Indeed, in a Human Rights Watch's report entitled "The Political Games Ruin Our Lives," we learn that since the beginning of 2016 the Indonesian government leading an unprecedented attack on the rights and safety of sexual and gender minorities either through of hate speech, through discriminatory laws or using violence to prevent peaceful gatherings of the Indonesian LGBT community.
In fact, what is happening at present in Indonesia reminds me of what happened in Russia, that is to say that everything begins with the Government's words in the media and all of a sudden releases a hatred towards the LGBT community, which now faces harassment, discrimination and more violence. They become a bit the cause of all the evils that can happen in the country.
In Indonesia too, the anti-LGBT propaganda is supported by the media, namely the National Broadcasting Commission and the National Child Protection Commission that absolutely eliminate any positive mention of the LGBT community, or any hint of "normality" of an LGBT person.

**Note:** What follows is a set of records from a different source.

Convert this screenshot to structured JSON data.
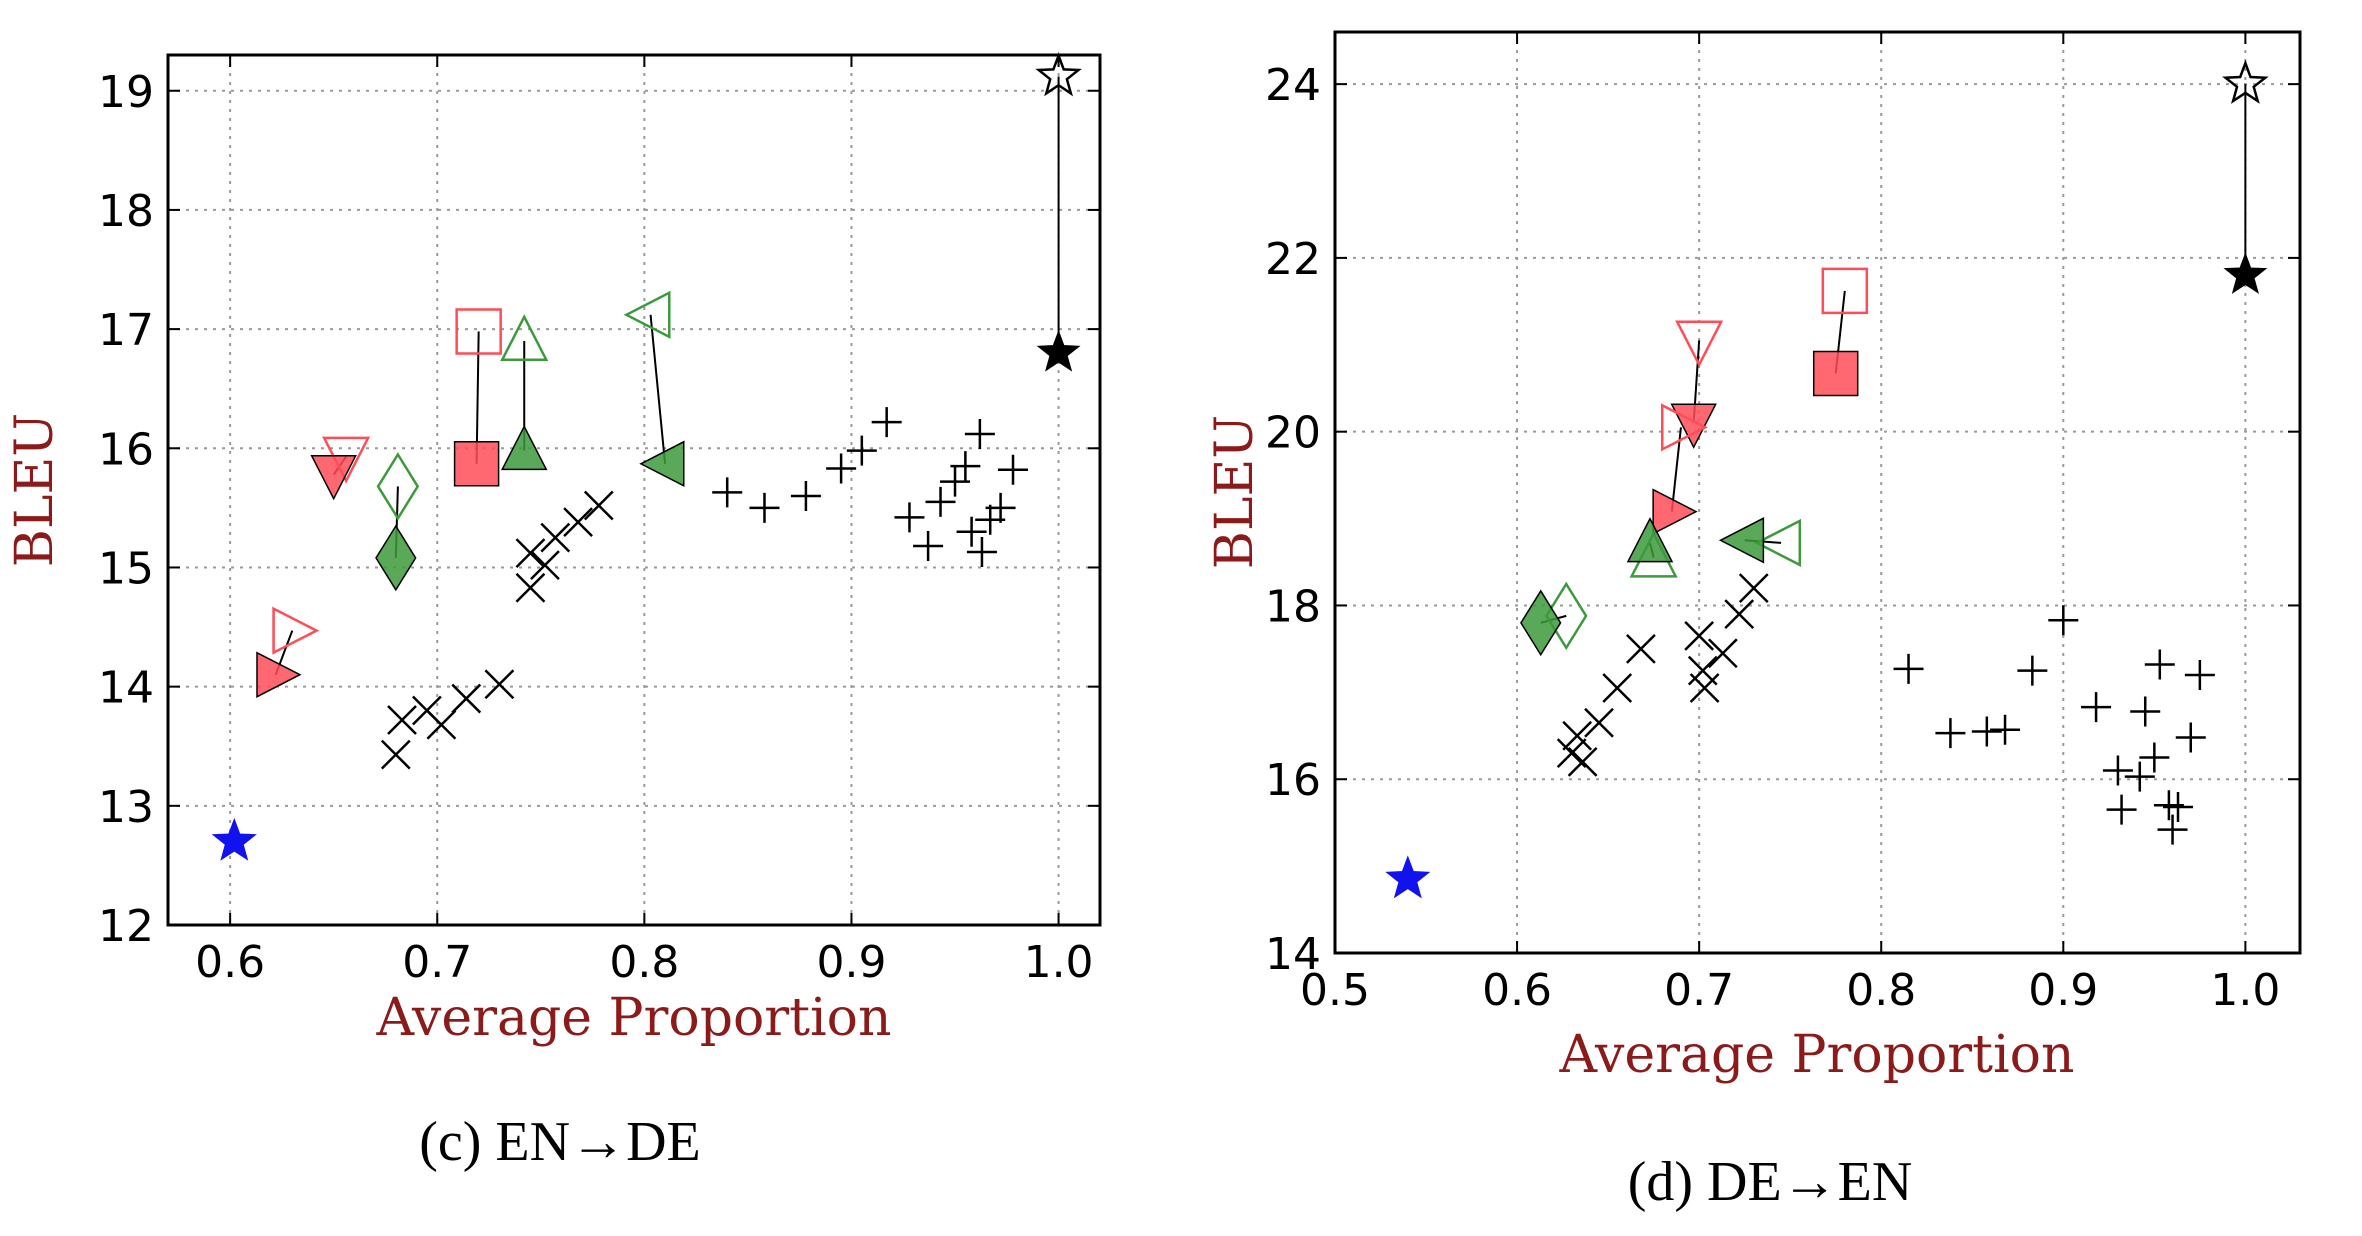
{
  "colors": {
    "label": "#8b1a1a",
    "red": "#ff4d57",
    "green": "#3c9a3c",
    "blue": "#1212ee",
    "black": "#000000"
  },
  "chart_data": [
    {
      "type": "scatter",
      "caption": "(c)  EN→DE",
      "xlabel": "Average Proportion",
      "ylabel": "BLEU",
      "xlim": [
        0.57,
        1.02
      ],
      "ylim": [
        12.0,
        19.3
      ],
      "xticks": [
        "0.6",
        "0.7",
        "0.8",
        "0.9",
        "1.0"
      ],
      "xtick_values": [
        0.6,
        0.7,
        0.8,
        0.9,
        1.0
      ],
      "yticks": [
        "12",
        "13",
        "14",
        "15",
        "16",
        "17",
        "18",
        "19"
      ],
      "ytick_values": [
        12,
        13,
        14,
        15,
        16,
        17,
        18,
        19
      ],
      "grid": true,
      "points": [
        {
          "m": "star",
          "c": "blue",
          "f": true,
          "x": 0.602,
          "y": 12.7
        },
        {
          "m": "star",
          "c": "black",
          "f": false,
          "x": 1.0,
          "y": 19.12
        },
        {
          "m": "star",
          "c": "black",
          "f": true,
          "x": 1.0,
          "y": 16.8
        },
        {
          "m": "square",
          "c": "red",
          "f": false,
          "x": 0.72,
          "y": 16.98
        },
        {
          "m": "square",
          "c": "red",
          "f": true,
          "x": 0.719,
          "y": 15.87
        },
        {
          "m": "tri_down",
          "c": "red",
          "f": false,
          "x": 0.656,
          "y": 15.93
        },
        {
          "m": "tri_down",
          "c": "red",
          "f": true,
          "x": 0.65,
          "y": 15.78
        },
        {
          "m": "tri_right",
          "c": "red",
          "f": false,
          "x": 0.63,
          "y": 14.47
        },
        {
          "m": "tri_right",
          "c": "red",
          "f": true,
          "x": 0.622,
          "y": 14.1
        },
        {
          "m": "tri_up",
          "c": "green",
          "f": false,
          "x": 0.742,
          "y": 16.9
        },
        {
          "m": "tri_up",
          "c": "green",
          "f": true,
          "x": 0.742,
          "y": 15.98
        },
        {
          "m": "tri_left",
          "c": "green",
          "f": false,
          "x": 0.803,
          "y": 17.12
        },
        {
          "m": "tri_left",
          "c": "green",
          "f": true,
          "x": 0.81,
          "y": 15.87
        },
        {
          "m": "diamond",
          "c": "green",
          "f": false,
          "x": 0.681,
          "y": 15.68
        },
        {
          "m": "diamond",
          "c": "green",
          "f": true,
          "x": 0.68,
          "y": 15.08
        },
        {
          "m": "x",
          "c": "black",
          "f": false,
          "x": 0.68,
          "y": 13.43
        },
        {
          "m": "x",
          "c": "black",
          "f": false,
          "x": 0.683,
          "y": 13.72
        },
        {
          "m": "x",
          "c": "black",
          "f": false,
          "x": 0.695,
          "y": 13.8
        },
        {
          "m": "x",
          "c": "black",
          "f": false,
          "x": 0.702,
          "y": 13.68
        },
        {
          "m": "x",
          "c": "black",
          "f": false,
          "x": 0.714,
          "y": 13.9
        },
        {
          "m": "x",
          "c": "black",
          "f": false,
          "x": 0.73,
          "y": 14.02
        },
        {
          "m": "x",
          "c": "black",
          "f": false,
          "x": 0.745,
          "y": 14.83
        },
        {
          "m": "x",
          "c": "black",
          "f": false,
          "x": 0.745,
          "y": 15.12
        },
        {
          "m": "x",
          "c": "black",
          "f": false,
          "x": 0.752,
          "y": 15.02
        },
        {
          "m": "x",
          "c": "black",
          "f": false,
          "x": 0.757,
          "y": 15.25
        },
        {
          "m": "x",
          "c": "black",
          "f": false,
          "x": 0.768,
          "y": 15.38
        },
        {
          "m": "x",
          "c": "black",
          "f": false,
          "x": 0.778,
          "y": 15.52
        },
        {
          "m": "plus",
          "c": "black",
          "f": false,
          "x": 0.84,
          "y": 15.63
        },
        {
          "m": "plus",
          "c": "black",
          "f": false,
          "x": 0.858,
          "y": 15.5
        },
        {
          "m": "plus",
          "c": "black",
          "f": false,
          "x": 0.878,
          "y": 15.6
        },
        {
          "m": "plus",
          "c": "black",
          "f": false,
          "x": 0.895,
          "y": 15.83
        },
        {
          "m": "plus",
          "c": "black",
          "f": false,
          "x": 0.905,
          "y": 15.98
        },
        {
          "m": "plus",
          "c": "black",
          "f": false,
          "x": 0.917,
          "y": 16.22
        },
        {
          "m": "plus",
          "c": "black",
          "f": false,
          "x": 0.928,
          "y": 15.42
        },
        {
          "m": "plus",
          "c": "black",
          "f": false,
          "x": 0.937,
          "y": 15.18
        },
        {
          "m": "plus",
          "c": "black",
          "f": false,
          "x": 0.943,
          "y": 15.55
        },
        {
          "m": "plus",
          "c": "black",
          "f": false,
          "x": 0.95,
          "y": 15.72
        },
        {
          "m": "plus",
          "c": "black",
          "f": false,
          "x": 0.955,
          "y": 15.85
        },
        {
          "m": "plus",
          "c": "black",
          "f": false,
          "x": 0.958,
          "y": 15.3
        },
        {
          "m": "plus",
          "c": "black",
          "f": false,
          "x": 0.962,
          "y": 16.12
        },
        {
          "m": "plus",
          "c": "black",
          "f": false,
          "x": 0.963,
          "y": 15.13
        },
        {
          "m": "plus",
          "c": "black",
          "f": false,
          "x": 0.967,
          "y": 15.4
        },
        {
          "m": "plus",
          "c": "black",
          "f": false,
          "x": 0.972,
          "y": 15.5
        },
        {
          "m": "plus",
          "c": "black",
          "f": false,
          "x": 0.978,
          "y": 15.82
        }
      ],
      "lines": [
        [
          [
            1.0,
            19.12
          ],
          [
            1.0,
            16.8
          ]
        ],
        [
          [
            0.72,
            16.98
          ],
          [
            0.719,
            15.87
          ]
        ],
        [
          [
            0.656,
            15.93
          ],
          [
            0.65,
            15.78
          ]
        ],
        [
          [
            0.63,
            14.47
          ],
          [
            0.622,
            14.1
          ]
        ],
        [
          [
            0.742,
            16.9
          ],
          [
            0.742,
            15.98
          ]
        ],
        [
          [
            0.803,
            17.12
          ],
          [
            0.81,
            15.87
          ]
        ],
        [
          [
            0.681,
            15.68
          ],
          [
            0.68,
            15.08
          ]
        ]
      ]
    },
    {
      "type": "scatter",
      "caption": "(d)  DE→EN",
      "xlabel": "Average Proportion",
      "ylabel": "BLEU",
      "xlim": [
        0.5,
        1.03
      ],
      "ylim": [
        14.0,
        24.6
      ],
      "xticks": [
        "0.5",
        "0.6",
        "0.7",
        "0.8",
        "0.9",
        "1.0"
      ],
      "xtick_values": [
        0.5,
        0.6,
        0.7,
        0.8,
        0.9,
        1.0
      ],
      "yticks": [
        "14",
        "16",
        "18",
        "20",
        "22",
        "24"
      ],
      "ytick_values": [
        14,
        16,
        18,
        20,
        22,
        24
      ],
      "grid": true,
      "points": [
        {
          "m": "star",
          "c": "blue",
          "f": true,
          "x": 0.54,
          "y": 14.85
        },
        {
          "m": "star",
          "c": "black",
          "f": false,
          "x": 1.0,
          "y": 24.0
        },
        {
          "m": "star",
          "c": "black",
          "f": true,
          "x": 1.0,
          "y": 21.8
        },
        {
          "m": "square",
          "c": "red",
          "f": false,
          "x": 0.78,
          "y": 21.62
        },
        {
          "m": "square",
          "c": "red",
          "f": true,
          "x": 0.775,
          "y": 20.67
        },
        {
          "m": "tri_down",
          "c": "red",
          "f": false,
          "x": 0.7,
          "y": 21.05
        },
        {
          "m": "tri_down",
          "c": "red",
          "f": true,
          "x": 0.697,
          "y": 20.1
        },
        {
          "m": "tri_right",
          "c": "red",
          "f": false,
          "x": 0.69,
          "y": 20.05
        },
        {
          "m": "tri_right",
          "c": "red",
          "f": true,
          "x": 0.685,
          "y": 19.08
        },
        {
          "m": "tri_up",
          "c": "green",
          "f": false,
          "x": 0.675,
          "y": 18.55
        },
        {
          "m": "tri_up",
          "c": "green",
          "f": true,
          "x": 0.673,
          "y": 18.72
        },
        {
          "m": "tri_left",
          "c": "green",
          "f": false,
          "x": 0.745,
          "y": 18.72
        },
        {
          "m": "tri_left",
          "c": "green",
          "f": true,
          "x": 0.725,
          "y": 18.75
        },
        {
          "m": "diamond",
          "c": "green",
          "f": false,
          "x": 0.627,
          "y": 17.88
        },
        {
          "m": "diamond",
          "c": "green",
          "f": true,
          "x": 0.613,
          "y": 17.8
        },
        {
          "m": "x",
          "c": "black",
          "f": false,
          "x": 0.63,
          "y": 16.3
        },
        {
          "m": "x",
          "c": "black",
          "f": false,
          "x": 0.633,
          "y": 16.5
        },
        {
          "m": "x",
          "c": "black",
          "f": false,
          "x": 0.636,
          "y": 16.2
        },
        {
          "m": "x",
          "c": "black",
          "f": false,
          "x": 0.645,
          "y": 16.65
        },
        {
          "m": "x",
          "c": "black",
          "f": false,
          "x": 0.655,
          "y": 17.05
        },
        {
          "m": "x",
          "c": "black",
          "f": false,
          "x": 0.668,
          "y": 17.5
        },
        {
          "m": "x",
          "c": "black",
          "f": false,
          "x": 0.7,
          "y": 17.65
        },
        {
          "m": "x",
          "c": "black",
          "f": false,
          "x": 0.702,
          "y": 17.25
        },
        {
          "m": "x",
          "c": "black",
          "f": false,
          "x": 0.703,
          "y": 17.05
        },
        {
          "m": "x",
          "c": "black",
          "f": false,
          "x": 0.713,
          "y": 17.45
        },
        {
          "m": "x",
          "c": "black",
          "f": false,
          "x": 0.722,
          "y": 17.9
        },
        {
          "m": "x",
          "c": "black",
          "f": false,
          "x": 0.73,
          "y": 18.2
        },
        {
          "m": "plus",
          "c": "black",
          "f": false,
          "x": 0.815,
          "y": 17.27
        },
        {
          "m": "plus",
          "c": "black",
          "f": false,
          "x": 0.838,
          "y": 16.53
        },
        {
          "m": "plus",
          "c": "black",
          "f": false,
          "x": 0.858,
          "y": 16.55
        },
        {
          "m": "plus",
          "c": "black",
          "f": false,
          "x": 0.868,
          "y": 16.57
        },
        {
          "m": "plus",
          "c": "black",
          "f": false,
          "x": 0.883,
          "y": 17.25
        },
        {
          "m": "plus",
          "c": "black",
          "f": false,
          "x": 0.9,
          "y": 17.83
        },
        {
          "m": "plus",
          "c": "black",
          "f": false,
          "x": 0.918,
          "y": 16.83
        },
        {
          "m": "plus",
          "c": "black",
          "f": false,
          "x": 0.93,
          "y": 16.1
        },
        {
          "m": "plus",
          "c": "black",
          "f": false,
          "x": 0.932,
          "y": 15.65
        },
        {
          "m": "plus",
          "c": "black",
          "f": false,
          "x": 0.942,
          "y": 16.03
        },
        {
          "m": "plus",
          "c": "black",
          "f": false,
          "x": 0.945,
          "y": 16.78
        },
        {
          "m": "plus",
          "c": "black",
          "f": false,
          "x": 0.95,
          "y": 16.25
        },
        {
          "m": "plus",
          "c": "black",
          "f": false,
          "x": 0.953,
          "y": 17.32
        },
        {
          "m": "plus",
          "c": "black",
          "f": false,
          "x": 0.958,
          "y": 15.7
        },
        {
          "m": "plus",
          "c": "black",
          "f": false,
          "x": 0.96,
          "y": 15.42
        },
        {
          "m": "plus",
          "c": "black",
          "f": false,
          "x": 0.963,
          "y": 15.68
        },
        {
          "m": "plus",
          "c": "black",
          "f": false,
          "x": 0.97,
          "y": 16.48
        },
        {
          "m": "plus",
          "c": "black",
          "f": false,
          "x": 0.975,
          "y": 17.2
        }
      ],
      "lines": [
        [
          [
            1.0,
            24.0
          ],
          [
            1.0,
            21.8
          ]
        ],
        [
          [
            0.78,
            21.62
          ],
          [
            0.775,
            20.67
          ]
        ],
        [
          [
            0.7,
            21.05
          ],
          [
            0.697,
            20.1
          ]
        ],
        [
          [
            0.69,
            20.05
          ],
          [
            0.685,
            19.08
          ]
        ],
        [
          [
            0.675,
            18.55
          ],
          [
            0.673,
            18.72
          ]
        ],
        [
          [
            0.745,
            18.72
          ],
          [
            0.725,
            18.75
          ]
        ],
        [
          [
            0.627,
            17.88
          ],
          [
            0.613,
            17.8
          ]
        ]
      ]
    }
  ]
}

"The discriminatory actions of Indonesian officials and institutions has laid bare the depth and breadth of the government’s prejudice – and the campaign of hate is apparently not over yet," said Kyle Knight, LGBT rights researcher at Human Rights Watch and author of the report. "The anti-LGBT rhetoric also exposed the government’s unwillingness to stand between a marginalized minority and its attackers – a most basic failure to protect, similar to Indonesia’s recent record on religious minorities."
These discriminatory and hate speech of the government began January 24, 2016 following the remarks of the Higher Education Minister Muhammad Nasir, who announced that he wanted to ban all LGBT student organizations on college campuses as "not in accordance with the values and morals of Indonesia".
There was also the Defense Minister Ryamizard Ryacudu who described the fight for LGBT rights as a proxy war on the nation led by outsiders, more dangerous than a nuclear bomb.
To this are obviously added religious groups which call for the judicial condemnation of LGBT behavior and of any LGBT rights activist and call for the installation of "gay cures".
Following that, hate speeches have continued to spread across the government, religious groups and the media, and therefore through the population.
Also, be aware that on August 23 will be a hearing in the Constitutional Court about the possible criminalization of homosexual relationships in the Indonesian Criminal Code.
In short a situation that escalates in Indonesia and that worries us a lot.
The national commission for human rights in Indonesia said that the remarks of the ministers disagreed with Nawa Cita principles established by the government of President Joko Widodo which calls for tolerance, education for diversity and dialogue between citizens, but it's still far from reassuring.
The report calls on the Indonesian government to protect all its citizens, including LGBT people against violence and discrimination.
"At a time when LGBT Indonesians needed protection and public support, Jokowi’s government has cowered in the face of militant Islamists," Knight said. "The government needs to demonstrate its commitment to protecting citizens from violence and discrimination by rolling back discriminatory decrees, rejecting anti-LGBT legislation proposals, and pledging public support for free expression and diversity."